To address the question proposed above this paper suggests that there needs to be collaboration between Federal governments, business leaders and Higher Education Institutions to create a nexus to hopefully establish, and then build on, the learning environments outlined above. However, one of the big stumbling blocks will be funding, and, therefore, it is important that to initiate learning environments that will encourage and foster a strong interest in STEM Federal governments need to first, and foremost, present a long-term clear vision for the future. This vision needs to reflect where the Federal government sees STEM positioned, within business and Higher Education, to facilitate long-term economic growth and social development and mobility.
The role of Federal governments, within this nexus, focuses on providing the initial capital for Higher Education Institutions and business leaders by providing sufficient long-term funding to explore and unpack the potential for future job creation through STEM. However, this future job creation needs to be initiated by a very strong and focused vision, which has the capacity to unite, inspire and build public awareness as to the benefits of STEM for future long-term growth and economic prosperity.
The vision that this paper refers to is similar to that of John Kennedy’s challenge, in the early 1960s, to the American people to put a man on the moon by the end of the decade. Kennedy’s vision was based on a desire to push Americans out of their comfort zone and encourage them to meet the challenge of putting a man on the moon by first, positioning and then second, organizing Higher Education Institutions and businesses to apply their best and brightest minds to the tasks at hand. As reflected in Kennedy’s comment below;
We choose to go to the Moon in this decade and do the other things, not because they are easy, but because they are hard, because that goal will serve to organize and measure the best of our energies and skills . . .
The task of organizing and preparing, for example, in the 1960s, the future engineers, astronauts and systems and data analysts, would not have been, this paper asserts, facilitated by simply encouraging the use of science, technology, engineering and math in schools. A far greater, and more organized approach to attaining Kennedy’s goal, would have been undertaken through Higher Education Institutions and business leaders collaborating, and working on joint projects, to address the challenges imitated by the Federal government, via the National Aeronautical and Space Administration (NASA).

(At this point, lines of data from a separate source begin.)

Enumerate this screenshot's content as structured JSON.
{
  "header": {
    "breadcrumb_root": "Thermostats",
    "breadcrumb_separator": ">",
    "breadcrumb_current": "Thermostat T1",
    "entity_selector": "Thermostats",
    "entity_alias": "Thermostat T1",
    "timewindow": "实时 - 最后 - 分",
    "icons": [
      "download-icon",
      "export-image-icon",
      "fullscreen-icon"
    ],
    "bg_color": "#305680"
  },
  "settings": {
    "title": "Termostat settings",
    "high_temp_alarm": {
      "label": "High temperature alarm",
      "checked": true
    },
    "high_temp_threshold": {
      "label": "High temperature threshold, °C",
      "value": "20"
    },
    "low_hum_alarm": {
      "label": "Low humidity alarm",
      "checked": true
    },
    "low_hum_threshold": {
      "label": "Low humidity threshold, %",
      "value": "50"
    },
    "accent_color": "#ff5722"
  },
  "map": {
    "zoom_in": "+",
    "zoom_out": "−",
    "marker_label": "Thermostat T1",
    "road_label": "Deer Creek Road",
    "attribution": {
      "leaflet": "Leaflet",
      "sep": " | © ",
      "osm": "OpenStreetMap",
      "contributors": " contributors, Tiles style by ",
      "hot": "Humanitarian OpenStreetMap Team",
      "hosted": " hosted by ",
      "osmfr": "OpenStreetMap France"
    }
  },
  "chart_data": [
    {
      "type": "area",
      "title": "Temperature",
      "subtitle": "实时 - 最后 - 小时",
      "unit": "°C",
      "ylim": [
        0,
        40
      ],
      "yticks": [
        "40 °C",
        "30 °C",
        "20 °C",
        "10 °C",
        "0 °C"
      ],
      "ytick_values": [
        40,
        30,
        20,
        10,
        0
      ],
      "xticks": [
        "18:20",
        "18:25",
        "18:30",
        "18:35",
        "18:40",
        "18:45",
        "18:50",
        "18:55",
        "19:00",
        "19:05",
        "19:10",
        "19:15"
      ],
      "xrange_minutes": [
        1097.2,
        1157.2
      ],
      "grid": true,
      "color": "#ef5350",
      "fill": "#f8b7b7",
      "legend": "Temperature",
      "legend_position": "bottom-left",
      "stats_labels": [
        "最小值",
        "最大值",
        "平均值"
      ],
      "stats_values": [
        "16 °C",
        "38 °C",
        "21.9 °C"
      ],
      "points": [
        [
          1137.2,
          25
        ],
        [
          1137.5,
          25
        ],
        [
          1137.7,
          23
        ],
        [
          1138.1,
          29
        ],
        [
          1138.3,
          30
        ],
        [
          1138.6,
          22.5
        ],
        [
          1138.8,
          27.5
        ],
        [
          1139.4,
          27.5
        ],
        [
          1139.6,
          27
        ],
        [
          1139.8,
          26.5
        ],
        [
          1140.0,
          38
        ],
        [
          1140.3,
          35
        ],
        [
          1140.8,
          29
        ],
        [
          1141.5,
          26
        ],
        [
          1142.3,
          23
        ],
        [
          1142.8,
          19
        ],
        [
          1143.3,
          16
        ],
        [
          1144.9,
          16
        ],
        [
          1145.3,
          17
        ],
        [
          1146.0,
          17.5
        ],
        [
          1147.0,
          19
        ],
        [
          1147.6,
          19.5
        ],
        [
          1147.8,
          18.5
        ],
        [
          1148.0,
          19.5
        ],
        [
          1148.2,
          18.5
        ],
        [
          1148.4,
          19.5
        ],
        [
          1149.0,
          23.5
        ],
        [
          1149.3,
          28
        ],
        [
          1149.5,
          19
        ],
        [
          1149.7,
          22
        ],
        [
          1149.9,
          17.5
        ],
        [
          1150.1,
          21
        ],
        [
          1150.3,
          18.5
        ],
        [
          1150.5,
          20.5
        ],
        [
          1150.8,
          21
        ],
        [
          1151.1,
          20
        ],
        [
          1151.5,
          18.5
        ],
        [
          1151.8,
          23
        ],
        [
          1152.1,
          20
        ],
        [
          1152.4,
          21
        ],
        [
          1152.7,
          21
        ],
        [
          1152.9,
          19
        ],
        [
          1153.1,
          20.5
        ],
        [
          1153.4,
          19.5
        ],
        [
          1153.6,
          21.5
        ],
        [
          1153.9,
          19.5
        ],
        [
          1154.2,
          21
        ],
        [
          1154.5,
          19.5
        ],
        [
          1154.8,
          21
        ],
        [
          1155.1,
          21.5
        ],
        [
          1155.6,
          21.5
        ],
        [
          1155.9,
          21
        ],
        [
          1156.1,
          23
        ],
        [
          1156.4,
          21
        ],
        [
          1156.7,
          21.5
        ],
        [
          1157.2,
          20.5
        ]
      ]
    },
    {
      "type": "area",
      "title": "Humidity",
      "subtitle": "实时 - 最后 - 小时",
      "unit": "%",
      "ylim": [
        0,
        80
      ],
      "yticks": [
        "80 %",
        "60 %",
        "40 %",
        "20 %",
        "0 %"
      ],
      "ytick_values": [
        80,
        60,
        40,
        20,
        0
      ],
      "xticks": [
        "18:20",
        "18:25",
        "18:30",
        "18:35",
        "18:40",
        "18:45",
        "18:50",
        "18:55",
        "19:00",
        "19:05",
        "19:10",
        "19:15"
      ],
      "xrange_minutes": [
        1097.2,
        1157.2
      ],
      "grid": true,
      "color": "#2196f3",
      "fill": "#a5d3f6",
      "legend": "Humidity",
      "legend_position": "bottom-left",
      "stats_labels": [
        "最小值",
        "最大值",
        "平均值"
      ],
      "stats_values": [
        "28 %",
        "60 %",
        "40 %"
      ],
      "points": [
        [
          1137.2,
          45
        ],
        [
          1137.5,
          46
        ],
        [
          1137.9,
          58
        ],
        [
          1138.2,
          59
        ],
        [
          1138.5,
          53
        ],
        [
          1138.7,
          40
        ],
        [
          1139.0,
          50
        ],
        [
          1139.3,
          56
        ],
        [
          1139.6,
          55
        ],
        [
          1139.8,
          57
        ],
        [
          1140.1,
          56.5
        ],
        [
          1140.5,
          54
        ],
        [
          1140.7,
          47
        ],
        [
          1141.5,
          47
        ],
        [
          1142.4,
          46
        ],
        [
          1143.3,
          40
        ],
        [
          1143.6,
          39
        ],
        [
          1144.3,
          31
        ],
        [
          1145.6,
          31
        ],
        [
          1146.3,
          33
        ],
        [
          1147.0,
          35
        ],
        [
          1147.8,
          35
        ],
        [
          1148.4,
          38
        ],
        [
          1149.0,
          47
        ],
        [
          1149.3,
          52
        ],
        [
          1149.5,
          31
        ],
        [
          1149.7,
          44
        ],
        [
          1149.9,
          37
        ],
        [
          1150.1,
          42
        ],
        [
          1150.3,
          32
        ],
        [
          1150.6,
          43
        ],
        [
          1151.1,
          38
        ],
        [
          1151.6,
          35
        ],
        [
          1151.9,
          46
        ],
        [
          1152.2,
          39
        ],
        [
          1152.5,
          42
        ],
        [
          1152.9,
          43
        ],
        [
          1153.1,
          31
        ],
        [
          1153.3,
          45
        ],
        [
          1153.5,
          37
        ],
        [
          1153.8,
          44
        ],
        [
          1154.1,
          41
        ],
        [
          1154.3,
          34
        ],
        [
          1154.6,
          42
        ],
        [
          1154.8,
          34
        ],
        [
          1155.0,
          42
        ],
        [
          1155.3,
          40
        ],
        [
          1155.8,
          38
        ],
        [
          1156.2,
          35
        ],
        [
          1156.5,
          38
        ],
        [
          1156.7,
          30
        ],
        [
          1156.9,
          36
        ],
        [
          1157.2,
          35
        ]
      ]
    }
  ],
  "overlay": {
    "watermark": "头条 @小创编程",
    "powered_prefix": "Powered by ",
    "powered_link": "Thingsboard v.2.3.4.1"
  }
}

The teaching of STEM is not just about encouraging students to study science, technology, engineering and math at school so that they can articulate into Higher Education to study a degree program in the STEM field. Simply, making STEM subjects at school interesting does not create opportunities for students in the future. And Higher Education Institutions certainly do not provide courses to students solely because the students found science or technology interesting or exciting at school.
This paper suggests that if one wants students to study STEM then give them tangible long-term opportunities to dream ‘Big’.
As Kennedy brilliantly provided the American people with the opportunity to dream ‘Big’, and make that dream a reality. So that a young girl or boy could dream, for example, of being an astronaut, an engineer or a data analyst and know with some degree of certainty that those dreams might come true because of a cogent, clear and far-reaching vision, which challenged a nation by engaging in goals that were not easy, but instead hard, and because those goals served to organize and measure the best of a nations’ energies and skills.
Consequently, if an interest in STEM is to be fostered and encouraged within Higher Education Institutions Federal governments need to focus on hard and easy goals, for their students, and then position themselves to service those goals through long-term commitments to organize the energies and skills of students for decades.